The complex nature of this task does not mean that political demands are impossible, abstract, idealistic, and naïve. The point is that these demands make the majority uncomfortable. Smiling from their comfort zones will not be enough of a response to a demand that asks them to reimagine the status quo, to restructure familiar institutions. The silent majority’s kind and friendly faces will contort when confronted with the real work that must be done and the weight of it on their shoulders. In this sense, we, the strikers in Seoul and Ann Arbor, were realists. We pursued what was possible and necessary. Our hope was concrete, more objective than any number.

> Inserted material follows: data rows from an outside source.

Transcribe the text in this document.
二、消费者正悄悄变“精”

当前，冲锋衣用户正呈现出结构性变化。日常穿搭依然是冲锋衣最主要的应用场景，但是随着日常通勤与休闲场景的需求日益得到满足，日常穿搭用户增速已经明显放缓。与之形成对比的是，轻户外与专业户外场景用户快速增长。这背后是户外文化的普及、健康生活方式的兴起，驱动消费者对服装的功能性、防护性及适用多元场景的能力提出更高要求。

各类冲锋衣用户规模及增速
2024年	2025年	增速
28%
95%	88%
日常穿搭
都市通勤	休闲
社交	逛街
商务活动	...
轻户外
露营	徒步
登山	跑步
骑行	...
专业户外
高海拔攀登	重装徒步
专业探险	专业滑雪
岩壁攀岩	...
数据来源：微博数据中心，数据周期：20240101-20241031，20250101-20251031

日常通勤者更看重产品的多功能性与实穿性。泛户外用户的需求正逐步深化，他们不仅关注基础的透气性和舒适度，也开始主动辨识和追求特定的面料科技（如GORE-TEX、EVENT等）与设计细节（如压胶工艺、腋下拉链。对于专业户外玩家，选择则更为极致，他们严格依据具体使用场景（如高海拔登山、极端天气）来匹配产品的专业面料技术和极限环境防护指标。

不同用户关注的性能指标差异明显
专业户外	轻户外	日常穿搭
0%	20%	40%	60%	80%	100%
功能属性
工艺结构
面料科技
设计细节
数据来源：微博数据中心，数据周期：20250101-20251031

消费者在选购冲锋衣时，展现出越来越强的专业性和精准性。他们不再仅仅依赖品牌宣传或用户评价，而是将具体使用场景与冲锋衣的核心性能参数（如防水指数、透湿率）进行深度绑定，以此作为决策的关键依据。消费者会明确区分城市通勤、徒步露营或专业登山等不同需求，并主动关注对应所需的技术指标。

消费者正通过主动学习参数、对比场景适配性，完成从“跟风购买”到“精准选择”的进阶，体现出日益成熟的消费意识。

[1] Some details of the strike at Seoul National University are based on the SNU Press article: http://www.snunews.com/news/articleView.html?idxno=2251, Accessed Apr 26, 2022.

[2] http://www.snunews.com/news/articleView.html?idxno=2246, Accessed Apr 26, 2022.

[3] http://www.snunews.com/news/articleView.html?idxno=2406, Accessed Apr 26, 2022.

[4] https://jacobinmag.com/2020/09/university-michigan-graduate-workers-strike, Accessed Apr 26, 2022.

[5] The GEO constitution is available at the following link: https://www.geo3550.org/about/constitution/, Accessed Apr 26, 2022. Currently the GEO is in the process of revising its constitution due to some outdated language, so the language may have changed by the time this essay is out.